How how do you have uh that uh big of a general uh I don't know alignment? Oopsie. So, oopsy daisies. Uh in in prod, you know, I think uh when you ship very fast, these things are bound to happen, right? Like people can push them in the conversations into certain directions.

uh you sample from the same model multiple times, you get different answers.

And uh I think if you try to be sort of a like free speech maximalist, which on many levels makes sense, uh but turns out there's a lot of funky speech out there, you know, that with no guardrails whatsoever, it will go into those very dark places. Yeah, makes sense. What are you expecting?

Uh, since it's in 6ish hours, I I believe I hopefully they're still announcing and launching Gro 4 tonight, what are you expecting out of Gro 4 in terms of um maybe benchmarks aren't aren't the right um just even even uh way of thinking about it, but but in terms of progress, my hunch is it'll be more of everything, but nothing like wow like binary like a novel thing, right?

It'll be more multimodal and deal with better understanding of images and videos and maybe sound. It'll be larger memory. It'll be uh slightly better reasoning. Um it'll be probably I mean we won't know for most of them but more parameters and and so on.

Um but maybe not like completely novel research that has a capability that no one else has. Sure. Yeah, that makes sense. Um last question and we'll let you go. Um, uh, what are you finding most exciting on the investing side?

Um, for me, $500 million fund, it feels like the foundation model labs, the big training runs, the multi-billion dollar rounds, ship has kind of sailed on that front. So maybe the time is for application layer investing, but what what are you seeing? What are you excited about?

Yeah, we've we've been actually very fortunate at AIX Ventures uh to not have like to avoided uh some of these massive rounds. The way I describe that is that not every company that raises a ton of money um in a very early stage uh like is bound to fail.

At the same time uh you basically combine a seedstage risk with a late stage return in many cases. Uh and that you know and expected value just doesn't work out very well. And so there are a handful of foundational companies uh like Hugging Face that we invested in at a seed round uh and and Windsurf. Congratulations.

Those are great companies. Yeah. Yeah. These are all like companies who invested in their in the seed round. Invest in Perplexity and Flow and Whisper to Tobbit Ambience like bunch of really amazing companies.

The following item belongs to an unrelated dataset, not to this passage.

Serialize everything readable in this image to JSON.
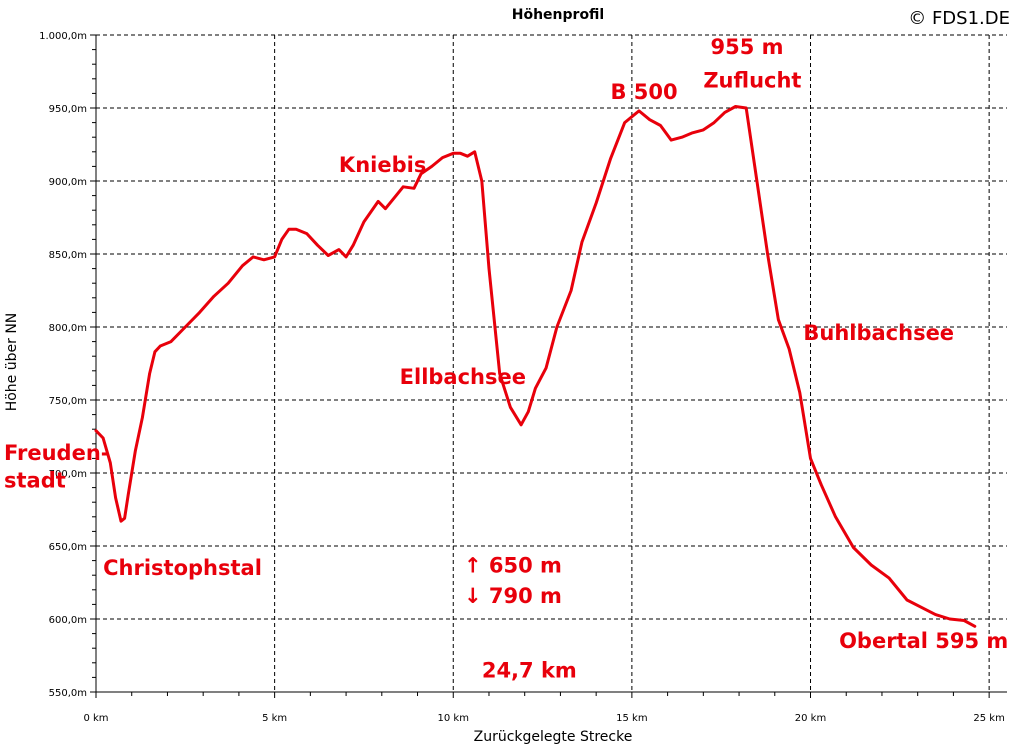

And so uh I think there are only a one or two dozen foundational model companies that the world needs and then there are thousands of application companies. So short answer is yes you're right. Uh I think you will see a lot more new applications.

I also believe that all the stars are aligning for biology uh and hence medicine and hence health to have a major moment thanks to AI.

Now software is faster than hardware and hardware is faster than wetwware people and biology right and so it takes longer the cycles are longer but you have enough data you have the right compute and we can eventually simulate more and more of biology and then make it into not just oh memorize what nature has kind of hackily evolved towards but make it an engineering discipline.

think about how we can actually change a specific antibbody and target a specific gene and uh like change our epigenetics and improve aging and cure cancer. All of these things I think are within uh our grasp and and reach over the next few decades and I think that will be a massive group of applications. Amazing.

Well, thank you so much for stopping by. This is a really great conversation. We'd love to have you back later. I love back again soon.